Accounting and Financial Reporting
FreshBooks provides true double-entry accounting with a chart of accounts, bank reconciliation (via bank feed connections), profit and loss statements, balance sheets, and cash flow reports. The accounting quality is sufficient for CPAs to use for tax preparation and financial review. Where FreshBooks’ accounting falls short of QuickBooks Online and Xero: more limited chart of accounts customization, no inventory tracking (beyond basic expense items), limited class/location tracking for multi-product profitability analysis, and fewer accountant-specific tools like audit trails and journal entry management.

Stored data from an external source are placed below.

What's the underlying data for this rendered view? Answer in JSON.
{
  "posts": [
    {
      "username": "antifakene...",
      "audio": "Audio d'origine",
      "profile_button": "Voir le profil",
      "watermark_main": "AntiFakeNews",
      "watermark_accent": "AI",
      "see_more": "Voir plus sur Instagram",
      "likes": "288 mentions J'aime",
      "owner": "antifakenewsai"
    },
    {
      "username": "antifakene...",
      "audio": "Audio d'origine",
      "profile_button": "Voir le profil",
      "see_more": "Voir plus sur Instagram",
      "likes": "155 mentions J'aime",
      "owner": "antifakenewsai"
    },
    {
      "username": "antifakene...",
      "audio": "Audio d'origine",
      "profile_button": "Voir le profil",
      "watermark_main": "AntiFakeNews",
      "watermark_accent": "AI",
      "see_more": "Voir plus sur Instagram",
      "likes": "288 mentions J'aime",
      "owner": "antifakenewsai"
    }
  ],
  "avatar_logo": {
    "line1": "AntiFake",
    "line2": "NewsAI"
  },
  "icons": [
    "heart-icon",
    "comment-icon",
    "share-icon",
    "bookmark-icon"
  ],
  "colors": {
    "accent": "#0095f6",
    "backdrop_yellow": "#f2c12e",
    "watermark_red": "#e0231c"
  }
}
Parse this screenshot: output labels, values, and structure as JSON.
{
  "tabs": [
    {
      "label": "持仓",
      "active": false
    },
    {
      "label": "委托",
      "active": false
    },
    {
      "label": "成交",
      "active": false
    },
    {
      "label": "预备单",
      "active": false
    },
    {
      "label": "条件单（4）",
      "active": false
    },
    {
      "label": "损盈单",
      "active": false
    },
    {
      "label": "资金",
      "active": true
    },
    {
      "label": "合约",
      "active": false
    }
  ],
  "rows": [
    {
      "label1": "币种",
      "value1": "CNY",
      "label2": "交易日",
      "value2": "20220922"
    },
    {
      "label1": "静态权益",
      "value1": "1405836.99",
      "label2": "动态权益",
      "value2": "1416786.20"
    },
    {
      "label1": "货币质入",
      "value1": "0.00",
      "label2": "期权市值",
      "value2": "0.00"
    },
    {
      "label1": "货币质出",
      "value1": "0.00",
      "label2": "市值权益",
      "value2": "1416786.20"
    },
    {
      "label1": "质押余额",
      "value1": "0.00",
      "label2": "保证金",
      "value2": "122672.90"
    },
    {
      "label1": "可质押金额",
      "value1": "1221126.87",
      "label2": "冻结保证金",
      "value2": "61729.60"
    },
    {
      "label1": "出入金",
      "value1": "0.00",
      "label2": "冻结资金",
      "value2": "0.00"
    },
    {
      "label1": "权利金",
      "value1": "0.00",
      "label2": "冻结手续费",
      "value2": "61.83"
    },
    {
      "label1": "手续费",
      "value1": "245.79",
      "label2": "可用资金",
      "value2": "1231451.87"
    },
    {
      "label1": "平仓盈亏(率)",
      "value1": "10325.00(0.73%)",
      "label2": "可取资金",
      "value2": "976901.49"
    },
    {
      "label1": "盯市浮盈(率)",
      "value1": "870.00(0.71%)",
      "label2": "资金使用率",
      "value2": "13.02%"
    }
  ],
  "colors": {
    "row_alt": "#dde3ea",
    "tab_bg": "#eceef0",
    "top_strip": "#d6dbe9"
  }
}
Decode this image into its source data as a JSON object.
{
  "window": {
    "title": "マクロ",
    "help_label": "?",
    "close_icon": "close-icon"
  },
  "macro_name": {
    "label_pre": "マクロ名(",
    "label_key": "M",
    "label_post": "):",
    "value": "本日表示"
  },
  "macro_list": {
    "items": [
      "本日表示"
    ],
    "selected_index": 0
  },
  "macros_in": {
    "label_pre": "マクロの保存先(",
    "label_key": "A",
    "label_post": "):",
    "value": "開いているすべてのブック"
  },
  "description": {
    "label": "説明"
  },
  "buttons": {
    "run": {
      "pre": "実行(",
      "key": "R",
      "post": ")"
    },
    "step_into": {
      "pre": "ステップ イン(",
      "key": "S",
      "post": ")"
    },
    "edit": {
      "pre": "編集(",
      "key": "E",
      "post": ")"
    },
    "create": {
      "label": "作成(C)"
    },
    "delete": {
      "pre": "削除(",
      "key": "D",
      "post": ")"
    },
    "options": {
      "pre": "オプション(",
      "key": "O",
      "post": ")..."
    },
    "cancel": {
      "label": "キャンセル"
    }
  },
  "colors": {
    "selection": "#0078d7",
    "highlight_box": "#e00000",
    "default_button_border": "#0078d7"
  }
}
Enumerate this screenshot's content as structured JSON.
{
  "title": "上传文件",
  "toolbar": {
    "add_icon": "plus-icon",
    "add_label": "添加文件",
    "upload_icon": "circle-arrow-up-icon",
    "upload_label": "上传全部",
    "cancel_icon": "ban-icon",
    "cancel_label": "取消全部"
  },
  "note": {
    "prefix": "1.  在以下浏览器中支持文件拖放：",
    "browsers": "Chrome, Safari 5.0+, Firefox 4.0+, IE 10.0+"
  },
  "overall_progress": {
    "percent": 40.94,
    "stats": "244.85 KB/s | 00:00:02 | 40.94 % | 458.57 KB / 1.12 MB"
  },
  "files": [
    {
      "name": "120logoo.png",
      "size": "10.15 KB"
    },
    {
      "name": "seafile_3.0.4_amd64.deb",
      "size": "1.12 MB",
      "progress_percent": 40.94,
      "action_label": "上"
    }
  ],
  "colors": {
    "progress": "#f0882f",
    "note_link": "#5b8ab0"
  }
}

FreshBooks vs QuickBooks Online: When to Choose Each
Choose FreshBooks if: you bill clients by the hour or project, time tracking is central to your billing workflow, you want the best client experience from proposal through invoice, or you primarily work with service clients rather than product customers. Choose QuickBooks Online if: you have employees (better payroll integration), sell physical products with inventory, manage multiple vendors and complex AP, need class or location tracking for multi-department profitability, or your CPA or bookkeeper specifically requests QuickBooks access.
Recommended Resources
Accounting All-in-One For Dummies — helps FreshBooks users understand the double-entry accounting concepts behind the platform: how invoices become accounts receivable, how expenses are categorized, and how the balance sheet connects to the profit and loss statement.
Frequently Asked Questions
Is FreshBooks good for accountants and bookkeepers?
FreshBooks is workable for accountants and bookkeepers, but most prefer QuickBooks Online or Xero because of familiarity, more robust reconciliation tools, and deeper accountant-specific features (journal entry management, audit trails, multi-company management). FreshBooks has an accountant access feature that allows you to invite your CPA or bookkeeper to your account with appropriate permissions. For accountants managing clients who use FreshBooks, it’s a manageable platform — but if you’re asking your accountant which platform to use, they’ll almost always recommend QuickBooks Online or Xero instead.